GR Christoph Wiederkehr, BA (NEOS) lobte die konstruktive Arbeit in der Arbeitsgruppe. Diese hätte bereits konkrete Felder definiert, auf denen Antisemitismus erkannt und bekämpft werden sollte, zum Beispiel im Sport, unter Jugendlichen und in der Jugendarbeit im migrantischen Milieu. Es sei gut, dass alle Parteien beim Thema Antisemitismus an einem Strang zögen.

StRin Ursula Schweiger-Stenzel (FPÖ) begrüßte „als Kind einer jüdischen Mutter und einem sogenannten arischen Vater“ die Entscheidung die Definition von Antisemitismus der IHRA zu übernehmen. Der Text müsse aber gelebt werden, mahnte Schweiger-Stenzel. Im Alltag würden auch heute oft unbewusst Dinge gesagt, die für Menschen jüdischer Abstammung sehr verletzend sein können. Sie zitierte ihren Vater, der meinte: „Die Deutschen waren die besseren Nazis, aber Österreicher die besseren Antisemiten“. Deshalb kämpfe sie gegen „jeden Ausrutscher am Stammtisch“. Antisemitismus würde in ihrer Partei nicht geduldet. Sie erinnerte an verschiedene Formen des Antisemitismus vom christlichen bis hin zum muslimischen Antisemitismus. Hier müsse man „wachsam“ sein.

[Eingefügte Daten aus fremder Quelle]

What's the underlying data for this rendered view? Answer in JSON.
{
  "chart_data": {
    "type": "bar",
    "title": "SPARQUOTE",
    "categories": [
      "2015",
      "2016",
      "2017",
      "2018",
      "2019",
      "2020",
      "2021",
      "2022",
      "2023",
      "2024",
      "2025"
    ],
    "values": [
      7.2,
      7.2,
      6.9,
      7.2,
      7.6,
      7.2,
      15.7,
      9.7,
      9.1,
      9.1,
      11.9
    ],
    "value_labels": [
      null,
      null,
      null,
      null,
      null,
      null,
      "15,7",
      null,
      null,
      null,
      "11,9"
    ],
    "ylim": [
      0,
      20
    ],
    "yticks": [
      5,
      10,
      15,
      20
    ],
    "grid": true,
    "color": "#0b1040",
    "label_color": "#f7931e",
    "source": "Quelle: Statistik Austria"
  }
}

StR Dr. Andreas Mailath-Pokorny (SPÖ) nutzte seine Rede, um auf 17 Jahre als Stadtrat zurückzublicken. Wien sei bei seiner Angelobung 2001 „eine aussterbende Stadt gewesen“, seither habe sich „viel getan“. Wien habe fast ohne Unterbrechung internationale Auszeichnungen erhalten - ein Zeichen dafür, dass es sich für alle in Wien immer besser leben lasse. Wien sei zur größten Uni-Stadt im deutschsprachigen Raum gewachsen und profitierte von einem gut funktionierenden öffentlichen Bereich. Wien sei eine egalitäre Stadt: „Leistung, Respekt, Menschenwürde zählen vor der Herkunft.“ Mailath-Pokorny habe versucht, diese Maxime in dieser Politik umzusetzen. Die Stadt zeichne sich durch Vielfalt aus: „Wiener sind wir, nicht weil wir hier geboren sind, sondern, weil wir hier leben und wie wir leben.“ Kultur müsse allen zugänglich bleiben. Weltstädtische Vision müsse sich immer gegen provinzielle Ressentiments durchsetzen. Hohe Zivilisation könne schnell in Barbarei umschlagen, weshalb Erinnerungskultur, Mahnmale, „Fest der Freude“ und eine konsequente Restitutionspolitik wichtige Schwerpunkte seiner Politik gewesen seien. Vielfalt bedeute Reichtum, nicht Bedrohung, weshalb es immer Platz für Neues geben müsse. Politik müsse sich nicht vor Fehlern scheuen, weil Menschen aus Fehlern lernen. Museumsquartier, Filmförderung, gendergerechte Besetzung von Spitzenpositionen, Etablierung von neuen Theatern wie dem Rabenhoftheater, Gratis-Eintritt für Kinder in Museen, die Neuausrichtung des Wienmuseums, die Vereinsmillion für den Sport, die Ansiedlung der Central European University oder der Wissenschaftsball - all diese Themen seien gemeinsam im Gemeinderat diskutiert und schließlich beschlossen worden. Für diese Erfolge zeigte sich Mailath-Pokorny dankbar, ebenso für die Zusammenarbeit und den demokratischen Austausch.

Abstimmung: Einstimmig angenommen. Der Antrag betreffend Arbeitsdefinition von Antisemitismus wurde ebenfalls einstimmig angenommen.